Use the settings in this tab to enable this operator or adapter for runtime start and stop conditions in a multi-node cluster. During initial development of the fragment that contains this operator or adapter, and for maximum compatibility with releases before 10.5.0, leave the Cluster start policy control in its default setting, Start with module.

Cluster awareness is an advanced topic that requires an understanding of StreamBase Runtime architecture features, including clusters, quorums, availability zones, and partitions. See Cluster Awareness Tab Settings on the Using Cluster Awareness page for instructions on configuring this tab.

Concurrency Tab

Use the Concurrency tab to specify parallel regions for this instance of this component, or multiplicity options, or both. The Concurrency tab settings are described in Concurrency Options, and dispatch styles are described in Dispatch Styles.

Caution

Concurrency settings are not suitable for every application, and using these settings requires a thorough analysis of your application. For details, see Execution Order and Concurrency, which includes important guidelines for using the concurrency options.

Typechecking

Typechecking fails if the schema does not have at least one parameter, if the Delimiter is not a single character string, if the QuoteChar is longer than one character, or if the TimestampFormat is malformed.
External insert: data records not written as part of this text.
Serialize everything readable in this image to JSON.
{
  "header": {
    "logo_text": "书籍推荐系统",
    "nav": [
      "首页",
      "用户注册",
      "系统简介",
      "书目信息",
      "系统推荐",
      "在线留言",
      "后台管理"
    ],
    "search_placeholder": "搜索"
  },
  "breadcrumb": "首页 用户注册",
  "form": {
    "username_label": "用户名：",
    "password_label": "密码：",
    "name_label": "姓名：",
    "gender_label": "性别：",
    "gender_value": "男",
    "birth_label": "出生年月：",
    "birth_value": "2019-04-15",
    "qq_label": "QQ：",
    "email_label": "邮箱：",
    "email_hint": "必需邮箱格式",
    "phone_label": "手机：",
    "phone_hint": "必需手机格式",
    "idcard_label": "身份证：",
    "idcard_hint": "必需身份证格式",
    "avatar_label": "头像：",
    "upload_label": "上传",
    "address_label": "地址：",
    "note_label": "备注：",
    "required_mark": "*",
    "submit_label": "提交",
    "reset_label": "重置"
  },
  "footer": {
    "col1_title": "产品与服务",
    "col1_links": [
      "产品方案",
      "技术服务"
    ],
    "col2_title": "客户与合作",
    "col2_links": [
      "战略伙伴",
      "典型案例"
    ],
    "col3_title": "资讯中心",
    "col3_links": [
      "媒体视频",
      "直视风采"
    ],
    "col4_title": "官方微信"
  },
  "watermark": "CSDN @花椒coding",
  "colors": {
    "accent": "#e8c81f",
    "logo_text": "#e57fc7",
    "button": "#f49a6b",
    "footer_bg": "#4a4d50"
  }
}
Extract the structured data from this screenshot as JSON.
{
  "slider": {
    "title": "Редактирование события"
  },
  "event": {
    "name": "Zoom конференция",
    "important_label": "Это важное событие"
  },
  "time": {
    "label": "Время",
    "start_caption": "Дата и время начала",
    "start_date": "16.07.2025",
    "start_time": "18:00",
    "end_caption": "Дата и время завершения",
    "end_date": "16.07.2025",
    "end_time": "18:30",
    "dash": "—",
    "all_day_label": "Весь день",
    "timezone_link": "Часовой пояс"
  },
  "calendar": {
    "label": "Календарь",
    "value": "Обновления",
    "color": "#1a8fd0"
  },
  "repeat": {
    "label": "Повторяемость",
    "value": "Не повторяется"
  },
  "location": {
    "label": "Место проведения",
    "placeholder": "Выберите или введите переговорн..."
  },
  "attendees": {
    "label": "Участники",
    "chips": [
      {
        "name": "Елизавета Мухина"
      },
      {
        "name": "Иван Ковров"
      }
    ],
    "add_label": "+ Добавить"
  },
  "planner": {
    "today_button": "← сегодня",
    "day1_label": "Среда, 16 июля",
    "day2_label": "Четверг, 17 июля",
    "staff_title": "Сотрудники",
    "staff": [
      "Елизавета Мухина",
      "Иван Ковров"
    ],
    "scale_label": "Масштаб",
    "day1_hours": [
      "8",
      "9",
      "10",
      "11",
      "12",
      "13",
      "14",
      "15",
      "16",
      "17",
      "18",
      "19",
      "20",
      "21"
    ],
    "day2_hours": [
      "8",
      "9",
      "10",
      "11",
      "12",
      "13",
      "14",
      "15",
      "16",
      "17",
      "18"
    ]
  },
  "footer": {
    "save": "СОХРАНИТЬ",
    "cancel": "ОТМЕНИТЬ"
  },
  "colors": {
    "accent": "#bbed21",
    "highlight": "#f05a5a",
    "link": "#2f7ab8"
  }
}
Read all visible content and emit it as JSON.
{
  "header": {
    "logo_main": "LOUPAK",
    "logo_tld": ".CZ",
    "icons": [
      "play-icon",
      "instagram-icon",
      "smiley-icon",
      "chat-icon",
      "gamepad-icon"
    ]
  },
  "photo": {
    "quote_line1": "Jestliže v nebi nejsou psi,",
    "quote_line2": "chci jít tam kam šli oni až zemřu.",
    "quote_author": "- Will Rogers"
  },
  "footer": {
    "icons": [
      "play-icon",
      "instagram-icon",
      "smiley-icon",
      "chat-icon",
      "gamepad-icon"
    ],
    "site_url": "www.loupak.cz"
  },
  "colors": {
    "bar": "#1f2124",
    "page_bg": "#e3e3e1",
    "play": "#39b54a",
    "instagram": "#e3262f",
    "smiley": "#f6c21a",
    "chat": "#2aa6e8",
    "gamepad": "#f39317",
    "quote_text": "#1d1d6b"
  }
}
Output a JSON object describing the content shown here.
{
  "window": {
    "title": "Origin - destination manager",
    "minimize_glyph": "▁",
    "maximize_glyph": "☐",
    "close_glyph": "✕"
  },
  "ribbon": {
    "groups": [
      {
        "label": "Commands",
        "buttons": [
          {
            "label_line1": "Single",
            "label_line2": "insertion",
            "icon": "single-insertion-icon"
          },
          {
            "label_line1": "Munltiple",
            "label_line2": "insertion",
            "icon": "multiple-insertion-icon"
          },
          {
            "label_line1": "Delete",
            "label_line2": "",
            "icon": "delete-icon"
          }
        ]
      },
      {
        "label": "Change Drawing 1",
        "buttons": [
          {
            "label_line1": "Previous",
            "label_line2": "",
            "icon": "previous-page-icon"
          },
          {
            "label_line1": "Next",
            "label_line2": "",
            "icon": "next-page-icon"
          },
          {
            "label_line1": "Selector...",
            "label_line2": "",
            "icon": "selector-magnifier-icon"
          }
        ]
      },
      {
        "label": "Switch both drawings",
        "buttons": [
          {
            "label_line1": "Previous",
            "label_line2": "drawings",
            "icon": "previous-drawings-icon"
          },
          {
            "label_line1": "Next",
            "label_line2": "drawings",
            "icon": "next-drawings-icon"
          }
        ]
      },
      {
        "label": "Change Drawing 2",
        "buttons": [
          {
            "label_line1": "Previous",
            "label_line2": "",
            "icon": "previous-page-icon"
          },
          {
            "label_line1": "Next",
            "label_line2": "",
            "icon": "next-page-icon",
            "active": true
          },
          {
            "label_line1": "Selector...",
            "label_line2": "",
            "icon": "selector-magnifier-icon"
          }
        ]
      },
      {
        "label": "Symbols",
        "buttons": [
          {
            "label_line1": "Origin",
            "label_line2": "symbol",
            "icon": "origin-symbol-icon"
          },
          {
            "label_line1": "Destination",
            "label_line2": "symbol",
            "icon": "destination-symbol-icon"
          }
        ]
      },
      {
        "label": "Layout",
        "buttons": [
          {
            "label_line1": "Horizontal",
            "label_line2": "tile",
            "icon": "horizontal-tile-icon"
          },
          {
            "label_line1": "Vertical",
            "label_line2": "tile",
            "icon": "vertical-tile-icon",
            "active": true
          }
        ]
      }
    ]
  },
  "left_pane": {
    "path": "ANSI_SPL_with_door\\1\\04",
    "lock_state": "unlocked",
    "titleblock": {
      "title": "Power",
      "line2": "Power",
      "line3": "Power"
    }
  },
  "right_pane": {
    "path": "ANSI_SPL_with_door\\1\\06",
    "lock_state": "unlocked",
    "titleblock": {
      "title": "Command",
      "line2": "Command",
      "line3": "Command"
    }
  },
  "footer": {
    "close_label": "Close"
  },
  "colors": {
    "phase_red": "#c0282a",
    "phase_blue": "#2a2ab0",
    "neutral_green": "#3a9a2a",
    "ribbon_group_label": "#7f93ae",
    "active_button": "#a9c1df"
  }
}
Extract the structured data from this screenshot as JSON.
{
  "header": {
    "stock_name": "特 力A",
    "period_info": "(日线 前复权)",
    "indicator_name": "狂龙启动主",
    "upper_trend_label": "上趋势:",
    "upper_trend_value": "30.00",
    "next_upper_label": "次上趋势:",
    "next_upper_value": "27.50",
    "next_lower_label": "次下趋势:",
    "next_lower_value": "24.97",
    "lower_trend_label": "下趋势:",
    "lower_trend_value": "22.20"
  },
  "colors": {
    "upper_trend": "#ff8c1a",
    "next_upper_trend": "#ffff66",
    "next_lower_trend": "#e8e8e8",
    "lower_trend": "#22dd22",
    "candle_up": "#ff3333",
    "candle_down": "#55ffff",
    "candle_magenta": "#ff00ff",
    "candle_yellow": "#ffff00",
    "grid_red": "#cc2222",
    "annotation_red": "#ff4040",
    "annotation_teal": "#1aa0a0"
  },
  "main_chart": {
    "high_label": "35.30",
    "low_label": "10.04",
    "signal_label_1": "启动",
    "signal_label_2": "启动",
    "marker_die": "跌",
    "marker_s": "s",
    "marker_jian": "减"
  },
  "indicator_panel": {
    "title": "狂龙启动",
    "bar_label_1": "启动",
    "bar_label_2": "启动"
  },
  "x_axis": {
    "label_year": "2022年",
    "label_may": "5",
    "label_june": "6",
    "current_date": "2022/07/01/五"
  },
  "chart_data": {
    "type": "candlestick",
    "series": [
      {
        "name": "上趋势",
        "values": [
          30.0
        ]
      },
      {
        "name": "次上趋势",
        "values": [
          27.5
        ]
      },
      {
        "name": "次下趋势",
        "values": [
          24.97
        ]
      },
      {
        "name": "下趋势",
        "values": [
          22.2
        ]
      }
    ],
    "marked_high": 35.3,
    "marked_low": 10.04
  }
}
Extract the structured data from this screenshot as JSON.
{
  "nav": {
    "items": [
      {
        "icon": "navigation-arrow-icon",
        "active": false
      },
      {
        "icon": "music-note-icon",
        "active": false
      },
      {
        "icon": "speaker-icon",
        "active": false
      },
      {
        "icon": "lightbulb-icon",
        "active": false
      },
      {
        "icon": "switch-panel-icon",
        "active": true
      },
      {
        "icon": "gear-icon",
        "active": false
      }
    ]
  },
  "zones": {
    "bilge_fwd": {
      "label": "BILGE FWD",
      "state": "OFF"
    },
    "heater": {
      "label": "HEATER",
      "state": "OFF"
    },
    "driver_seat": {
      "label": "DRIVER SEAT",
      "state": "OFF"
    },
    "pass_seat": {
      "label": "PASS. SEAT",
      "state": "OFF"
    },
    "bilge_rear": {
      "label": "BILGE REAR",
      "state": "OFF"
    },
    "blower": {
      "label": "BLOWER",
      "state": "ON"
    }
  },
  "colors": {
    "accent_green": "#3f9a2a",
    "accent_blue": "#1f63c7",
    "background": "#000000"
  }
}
The File Name field fails to typecheck only if it is blank and you have not enabled the Start Control Port option.

A warning is emitted if the File Name property is empty and a null control tuple is received on the Start Control Port.

Connecting to the Amazon S3 File System

The HDFS Adapters can connect to and work with the Amazon S3 file system using the s3a://{bucket}/yourfile.txt URI style.

In order for the HDFS adapters to be able to access the Amazon S3 file system, you must also supply S3 authentication information via a configuration file or one of the other supported ways described here: Authenticating with S3.

You must also add the following dependency to your pom file to include the Apache Hadoop Amazon Web Services Support

<dependency>
    <groupId>org.apache.hadoop</groupId>
    <artifactId>hadoop-aws</artifactId>
    <version>2.8.1</version>
</dependency>

The HDFS S3 sample gives an example of using a configuration file with the access key and secret key supplied.

Suspend and Resume Behavior

On suspend, the HDFS CSV File Reader adapter finishes processing the current record, outputs the tuple, and then pauses. The input file remains open and the adapter retains its position in the file. The adapter will stay paused until it is either shutdown or resumed.

On resumption, the HDFS CSV File Reader adapter continues processing with the next record in the input file.